The dude in prison who screwed it up at 21 by robbing a liquor store, the guy who knocked up a girl at 16 and worked the rest of his days in the mill to raise the child, the woman who married at 18 and regretted it for the rest of her life. Those are the people I live for, drink for, see for, love for.

And man, have I loved. Truly loved. And been loved back. Sometimes it hurt, but mostly it was wonderful. I've dropped a lot of names, so I won't stop now by ripping off Kurt Vonnegut's epitaph from Slaughterhouse-Five: "Everything was beautiful, and nothing hurt." We all know that's a lie, but those of us who have lived a decent life know that it feels true.

I have an uncle who likes to hop on his high horse now and then. He heard my tales of adventure and fun, and he replied with a stern, "Well, when is the point of no return?"

I got his drift. He's a lawyer, a politician, so forth. What he wanted to know was, "When are you going to knock off this crap and get a real job?" My immediate answer is that the point of no return is between a Swedish girl's legs, but I doubt he'll find the humour. My diplomatic response is that I try to be as kind as I can while I live the life I want to lead, for as long as I want to lead it.

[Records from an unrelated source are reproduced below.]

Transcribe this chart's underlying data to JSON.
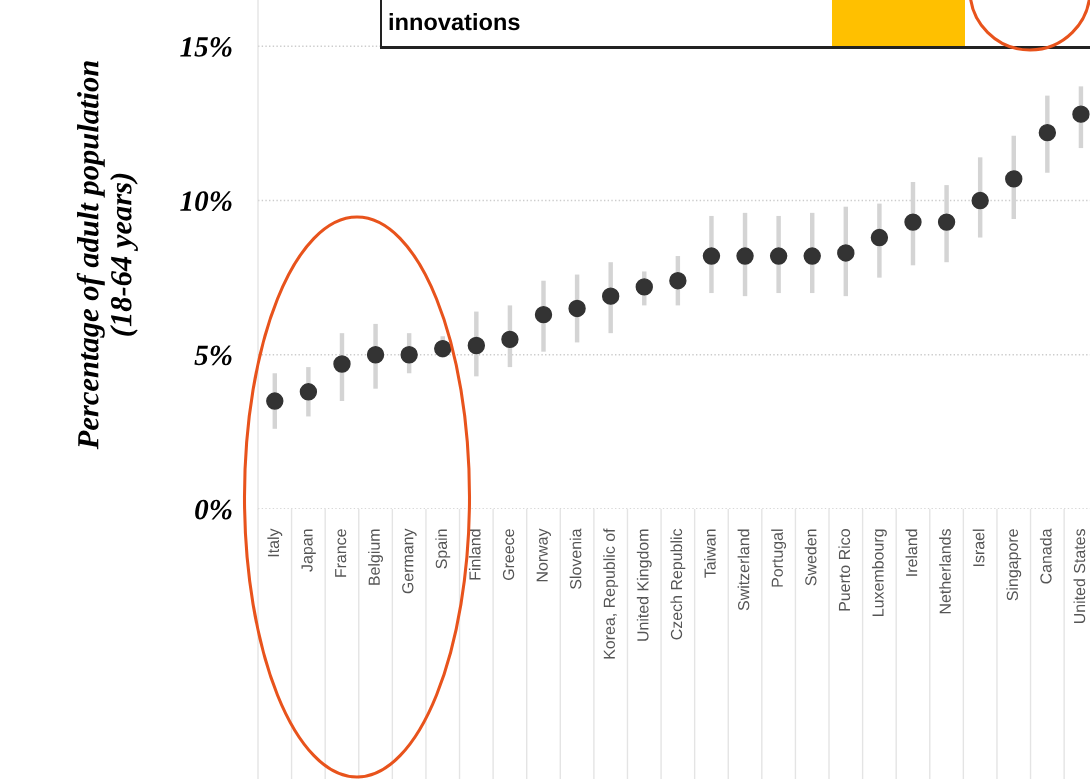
{
  "chart_data": {
    "type": "scatter",
    "ylabel": "Percentage of adult population\n(18-64 years)",
    "annotations": [
      "innovations"
    ],
    "categories": [
      "Italy",
      "Japan",
      "France",
      "Belgium",
      "Germany",
      "Spain",
      "Finland",
      "Greece",
      "Norway",
      "Slovenia",
      "Korea, Republic of",
      "United Kingdom",
      "Czech Republic",
      "Taiwan",
      "Switzerland",
      "Portugal",
      "Sweden",
      "Puerto Rico",
      "Luxembourg",
      "Ireland",
      "Netherlands",
      "Israel",
      "Singapore",
      "Canada",
      "United States"
    ],
    "series": [
      {
        "color": "#333333",
        "values": [
          3.5,
          3.8,
          4.7,
          5.0,
          5.0,
          5.2,
          5.3,
          5.5,
          6.3,
          6.5,
          6.9,
          7.2,
          7.4,
          8.2,
          8.2,
          8.2,
          8.2,
          8.3,
          8.8,
          9.3,
          9.3,
          10.0,
          10.7,
          12.2,
          12.8
        ],
        "errors": [
          [
            2.6,
            4.4
          ],
          [
            3.0,
            4.6
          ],
          [
            3.5,
            5.7
          ],
          [
            3.9,
            6.0
          ],
          [
            4.4,
            5.7
          ],
          [
            4.9,
            5.6
          ],
          [
            4.3,
            6.4
          ],
          [
            4.6,
            6.6
          ],
          [
            5.1,
            7.4
          ],
          [
            5.4,
            7.6
          ],
          [
            5.7,
            8.0
          ],
          [
            6.6,
            7.7
          ],
          [
            6.6,
            8.2
          ],
          [
            7.0,
            9.5
          ],
          [
            6.9,
            9.6
          ],
          [
            7.0,
            9.5
          ],
          [
            7.0,
            9.6
          ],
          [
            6.9,
            9.8
          ],
          [
            7.5,
            9.9
          ],
          [
            7.9,
            10.6
          ],
          [
            8.0,
            10.5
          ],
          [
            8.8,
            11.4
          ],
          [
            9.4,
            12.1
          ],
          [
            10.9,
            13.4
          ],
          [
            11.7,
            13.7
          ]
        ]
      }
    ],
    "ylim": [
      0,
      16.5
    ],
    "yticks": [
      {
        "value": 0,
        "label": "0%"
      },
      {
        "value": 5,
        "label": "5%"
      },
      {
        "value": 10,
        "label": "10%"
      },
      {
        "value": 15,
        "label": "15%"
      }
    ],
    "grid": "y",
    "marker": "circle"
  }
}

The reason I love America is that they invented the phrase, "It's a free country." You can do whatever the hell you want, as far as they're concerned. That's right up my alley. Canadians more or less live by it, but they feel guilty for it, which is completely beyond me. It's probably because they don't want to be Americans. I often feel sorry for my country. We try so damn hard not to be the people we are most alike. I have been to every Commonwealth country there is, and I will tell you now that we don't drive like them, speak like them, think like them. We are so akin to our southern neighbours that it's a joke. Our national guilt would be laughable, were it not so disapointing. Still, we try. We do.

So here I am at 33, and there's lots of things I should be thinking about. When am I going to settle down? When am I going to raise a family? When am I going to get some responsibilty?

There's probably a lot of good answers to those questions, but I've only got one: "Screw you." Everyone might want the UN to run the world, but they don't run me. I'm a Canadian man. I have a God given, red-and-white right to live the way I want to live. If you aren't happy with that, then you aren't Canadian or American, in which case I don't give a damn what you have to say. With the exception of the Aussies, the rest of you sold out on your heritage and your beliefs. Leave me and my friends alone. Or we'll tell you to. Firmly.

So here I am, guys (and yeah, this is probably for guys; you morons who got married kept telling me that you live vicariously through me so often that I finally went and looked up what 'vicariously' meant), and I wish you were with me. We're getting old, but for me, it gets more fun all the time. Of all the lessons I've learned about aging, I think Hank Williams Jr. taught me the only thing that can't be denied: "Hangovers hurt more than they used to."

Gotta go. Working on one now.

2 comments:

Anonymous said...

Hope you had a wonderful Birthday!!
Have a drink for me, and I will have one for you in a weeks time!!
Nice to have something new to read!
It's been awhile!
Ciao for now babes, ME :)

Anonymous said...

Happy Birthday! Thanks for the memories! - One of Your Numerous Blond Girls at the Bar!